Leggere le cronache dello sciopero generale è come salire sulla macchina del tempo e ritrovarsi di trent’anni indietro. Proteste, naturalmente finte e mediaticamente organizzate per i disagi inflitti a un’improbabile maggioranza silenziosa, sottili disquisizioni sulle frange violente e insomma tutto l’armamentario morale e intellettuale che cominciò a imporsi col craxismo. Il mondo è radicalmente cambiato, ma non il piccolo mondo del potere e dell’informazione italiano: quello rimane attaccato a questi cliché come l’ascidia che perde il sistema nervoso centrale dopo aver trovato lo scoglio a cui aggrapparsi.
Inutile dire che il groppone al quale si attacca è il nostro e ce lo meritiamo. Ci prenderanno per noia nonostante non manchino gli elementi paradossali tipo lo sciopero generale non prima, ma dopo l’approvazione del job act e tutto ciò che lo ha preceduto, a ” babbo morto” come ha detto qualcuno, segno di una difficoltà della Cgil a rompere i propri riferimenti politici tale da creare una corposa incertezza riguardo allo sciopero stesso: se cioè sia stato voluto dal vertice della Cgil, colta di sorpresa dall’accelerazione renziana, per fare da spalla a gruppi politici tradizionali o sia stato in qualche modo reso necessario da una base sempre più delusa e inquieta? Il che ormai si traduce nell’incapacità di riconoscere il nemico e con esso la realtà stessa.
Ma quest’ultima è facilmente decifrabile, se solo si supera il chiacchiericcio anni ’80 con cui ci stordiscono i dagherrotipi viventi dell’informazione e si costruisce attorno ad un’antinomia: la Cgil non sembra aver indetto lo sciopero generale per ridare forza al lavoro, già svenduto da molti anni e i lavoratori non sembrano aver partecipato per riconfermare la legittimazione del sindacato. E’ come se tra le due cose ci fosse uno scollamento e ormai un’eterogenesi dei fini.

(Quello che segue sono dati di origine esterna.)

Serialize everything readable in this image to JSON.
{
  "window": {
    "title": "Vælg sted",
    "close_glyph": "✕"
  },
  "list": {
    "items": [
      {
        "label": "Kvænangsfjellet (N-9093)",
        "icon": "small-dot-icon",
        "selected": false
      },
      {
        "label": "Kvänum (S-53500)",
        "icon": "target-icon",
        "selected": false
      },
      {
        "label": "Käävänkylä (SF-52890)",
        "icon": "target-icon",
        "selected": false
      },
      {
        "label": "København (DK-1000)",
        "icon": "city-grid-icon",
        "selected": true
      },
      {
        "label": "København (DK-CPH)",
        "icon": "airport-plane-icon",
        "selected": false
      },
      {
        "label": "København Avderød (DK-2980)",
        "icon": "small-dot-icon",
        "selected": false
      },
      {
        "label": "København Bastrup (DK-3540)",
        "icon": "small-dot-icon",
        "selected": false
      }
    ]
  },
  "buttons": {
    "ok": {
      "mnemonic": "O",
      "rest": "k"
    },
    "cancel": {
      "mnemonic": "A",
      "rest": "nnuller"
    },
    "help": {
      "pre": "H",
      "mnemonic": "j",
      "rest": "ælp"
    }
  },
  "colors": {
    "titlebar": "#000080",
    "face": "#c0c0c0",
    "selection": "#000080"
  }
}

Così non va, tanto per riprendere lo slogan bonario e generico costruito per l’occasione.
Del resto , tanto per citare un nome emblematico, com’è possibile che uno dei più infaticabili smantellatori delle conquiste e della dignità del lavoro, sia proprio l’ex dirigente della Cgil, Ichino? Uno che come parecchi altri ha costruito la propria carriera correndo scompostamente sulla cinghia di trasmissione tra sindacato e i derivati del Pci. Ci sarebbe da chiedersi allora come mai tante critiche di sapore stantio cadano addosso alla Cgil da parte del circolo Pickwick dell’opinionismo liberista, così come degli inqualificabili figuri del berlusconismo culturalmente straccione, visto che ormai il lavoro è stato messo all’angolo con la fattiva collaborazione del sindacato? Proprio perché s’intuisce che la situazione sta sfuggendo di mano, perché il controllo delle tradizionali strutture intermedie viene visibilmente meno assieme alla loro credibilità. E perché si vuole definitivamente impedire che la percezione della crisi e del declino civile esca fuori dalla dimensione individuale e si riconosca per quello che è, vale a dire come conflitto sociale e processo collettivo.
Se questo accadesse il sindacalismo – e già lo si vede – prenderebbe strade, organizzazioni e dirigenze diverse rispetto a quelle fin qui praticate e assai meno condizionabili e condizionate. Le critiche che cadono come le foglie morte sullo sciopero generale tardivo sono dunque funzionali a dare l’impressione che il sindacato esiste, vive e lotta assieme ai lavoratori come accadeva molti anni fa, con la stessa efficacia e virulenza. Così che il conflitto sociale stesso continui ad esistere all’interno della governance che lo produce.